Alors, il s’y prend comment @thomas_messias pour lui clouer son bec qui pue au patriarcat ? Déjà, il commence chaque épisode par nous rappeler qu’en tant que mec blanc, cisgenre et hétéro, il fait partie de la classe des dominants, et n’a, sur le papier, aucun intérêt à abandonner ses privilèges. Ensuite, il convoque : beaucoup de cinéma, pas mal de séries et d'émissions télé, un peu de chansons et un soupçon de vie privée. Chaque épisode utilise 2 à 3 références culturelles pour explorer un thème. La plupart du temps, il s’agit de déconstruire des points de vue qu’on voudrait voir disparaître, comme les chansons “♫Femmes… >…je vous aime >…des années 80 >…libérée♫” (ép. du 19/02/20). Mais il met aussi en avant des œuvres qui réussissent à renverser la vapeur à des degrés divers ; de quoi vous constituer une petite liste de films ou séries à voir. Ce cinéphile n’hésite d’ailleurs pas à revoir les films qui l’ont forgé, pour savoir s’ils doivent dégager ou pas de son salon. D’ailleurs il fait la même chose avec ses potes… autant ne pas s’encombrer de vieux trucs relous. Mi-mars, il a sorti un hors-série d’utilité publique sur “les hommes et le confinement” à mettre dans TOUTES les oreilles.
​​​​​​​Un petit mot sur la cover du podcast. Vous aurez remarqué qu'elle fait référence au “manspreading”, ou l’art masculin de prendre toute la place.
Merci @_tefen, de m’avoir fait découvrir ce chaînon manquant de l'évolution… des mentalités.
Une quarantaine d’épisodes à retrouver sur votre plate-forme de podcasts habituelle ou ici.
LA REINE DES NAZES / Reco culturelle bricolée n°3
Il y a quelques semaines, j’ai emmené mon fils à l’anniversaire costumé d’une de ses copines de petite section. Quand on est arrivés, il y avait déjà 6 princesses et 1 docteur/garçon, pour accueillir mon renard de fils. Je n’arrive plus à me rappeler si j’ai failli avoir une attaque ou un fou-rire…
Mais à quoi elles rêvent, les petites camarades de mon fils, dans leurs robes à pampilles ? Malheureusement, bien qu’étant du sexe féminin, je crains de ne pas être équipée pour les comprendre, car je n’ai jamais rêvé d’être une princesse ; et je commence seulement à arrêter d’en avoir honte.
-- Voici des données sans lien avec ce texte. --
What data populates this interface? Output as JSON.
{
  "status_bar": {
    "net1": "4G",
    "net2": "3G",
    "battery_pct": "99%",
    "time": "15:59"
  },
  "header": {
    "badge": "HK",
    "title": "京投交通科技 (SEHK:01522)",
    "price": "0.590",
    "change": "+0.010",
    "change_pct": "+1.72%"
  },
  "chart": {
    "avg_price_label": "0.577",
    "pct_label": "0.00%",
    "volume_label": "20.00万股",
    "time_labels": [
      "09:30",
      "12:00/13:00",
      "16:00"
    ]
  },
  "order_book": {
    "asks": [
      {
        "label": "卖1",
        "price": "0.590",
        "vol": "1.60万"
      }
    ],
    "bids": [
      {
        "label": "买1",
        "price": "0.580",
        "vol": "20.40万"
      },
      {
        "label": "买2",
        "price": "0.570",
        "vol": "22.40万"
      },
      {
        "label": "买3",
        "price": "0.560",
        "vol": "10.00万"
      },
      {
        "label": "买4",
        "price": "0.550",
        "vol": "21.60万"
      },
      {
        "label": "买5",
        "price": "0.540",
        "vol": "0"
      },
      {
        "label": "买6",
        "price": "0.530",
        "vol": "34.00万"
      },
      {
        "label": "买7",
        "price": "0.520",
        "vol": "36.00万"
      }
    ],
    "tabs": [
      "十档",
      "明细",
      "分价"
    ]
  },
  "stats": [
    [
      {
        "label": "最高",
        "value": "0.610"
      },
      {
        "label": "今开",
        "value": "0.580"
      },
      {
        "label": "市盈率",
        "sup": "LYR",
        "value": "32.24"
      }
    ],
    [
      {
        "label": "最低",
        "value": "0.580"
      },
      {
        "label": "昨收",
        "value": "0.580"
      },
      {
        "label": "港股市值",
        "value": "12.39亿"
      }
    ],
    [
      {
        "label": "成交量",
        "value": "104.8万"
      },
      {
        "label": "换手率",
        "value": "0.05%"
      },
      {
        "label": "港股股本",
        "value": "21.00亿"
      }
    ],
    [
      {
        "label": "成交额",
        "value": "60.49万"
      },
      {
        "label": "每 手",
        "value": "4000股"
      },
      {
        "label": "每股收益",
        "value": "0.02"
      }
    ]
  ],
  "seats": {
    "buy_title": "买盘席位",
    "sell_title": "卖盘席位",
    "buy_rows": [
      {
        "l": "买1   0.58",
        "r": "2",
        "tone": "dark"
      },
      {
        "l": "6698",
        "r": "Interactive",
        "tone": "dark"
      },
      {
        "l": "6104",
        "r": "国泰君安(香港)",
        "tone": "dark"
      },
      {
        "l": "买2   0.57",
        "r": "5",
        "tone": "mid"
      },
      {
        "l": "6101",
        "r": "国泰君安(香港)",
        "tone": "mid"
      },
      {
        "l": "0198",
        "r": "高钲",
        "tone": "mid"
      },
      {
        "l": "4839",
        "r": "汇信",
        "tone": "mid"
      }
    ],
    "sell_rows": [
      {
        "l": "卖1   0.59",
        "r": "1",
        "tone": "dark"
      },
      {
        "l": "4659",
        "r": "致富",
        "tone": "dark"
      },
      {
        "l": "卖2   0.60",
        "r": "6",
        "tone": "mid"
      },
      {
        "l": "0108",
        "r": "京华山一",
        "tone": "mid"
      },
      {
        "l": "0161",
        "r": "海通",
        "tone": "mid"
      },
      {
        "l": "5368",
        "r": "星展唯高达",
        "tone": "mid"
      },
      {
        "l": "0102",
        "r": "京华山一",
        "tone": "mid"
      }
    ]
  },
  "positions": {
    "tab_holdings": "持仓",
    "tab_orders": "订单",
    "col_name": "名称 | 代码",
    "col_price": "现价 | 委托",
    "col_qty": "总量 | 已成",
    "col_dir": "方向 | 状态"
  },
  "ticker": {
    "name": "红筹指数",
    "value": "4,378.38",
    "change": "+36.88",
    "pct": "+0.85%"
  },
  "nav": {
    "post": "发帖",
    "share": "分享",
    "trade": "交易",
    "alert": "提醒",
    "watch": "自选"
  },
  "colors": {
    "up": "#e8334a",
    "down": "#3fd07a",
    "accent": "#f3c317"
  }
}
Je pense même que ce sont ces personnages de princesses, de “demoiselles en détresse”, qui ont éveillé, très tôt en moi, la colère contre les inégalité de genre. Pourquoi est-ce que, parce que je suis une fille, je devrais m’identifier à une pauvre nunuche, et accepter de rester enfermée dans un donjon en attendant qu’un garçon, forcément plus intelligent et hardi que moi, fasse ce que je ne suis pas capable de faire moi-même ? C’était juste inconcevable, il m’était impossible de m’imaginer dans sa robe et dans sa passivité. Je ne me rêvais qu’en pantalon, parcourant le monde et faisant preuve de courage et d’inventivité pour changer les situations.
Alors quand j’ai découvert ce documentaire de la féministe @anitasarkeesian, il y a 7 ans, ça a été un grand moment. Elle y décortique le personnage de la “demoiselle en détresse” qui peuple l’imaginaire des enfants, dans la fiction et surtout dans le jeu vidéo. Ce jour là, je crois bien que j’ai commencé à mieux assumer mon étrangeté d’hier et à la transformer en convictions féministes. En tout cas, j’ai compris que ce que je ressentais enfant, c’était simplement du bon sens.
Si vous n’avez pas vu la série, ruez-vous dessus, même si vous n’avez — comme moi — aucune affinité pour le jeu vidéo. Et ne manquez pas les vidéos sur le rapport au genre de la marque Lego, c’est passionnant et révoltant.
3 épisodes de 25mn (Vostfr) visibles gratuitement sur la chaîne YouTube Feminist Frequency
MON GRIMOIRE / Reco culturelle bricolée n°2
Sorcières, la puissance invaincue des femmes - un essai de Mona Chollet, publié en 2018 chez Zone.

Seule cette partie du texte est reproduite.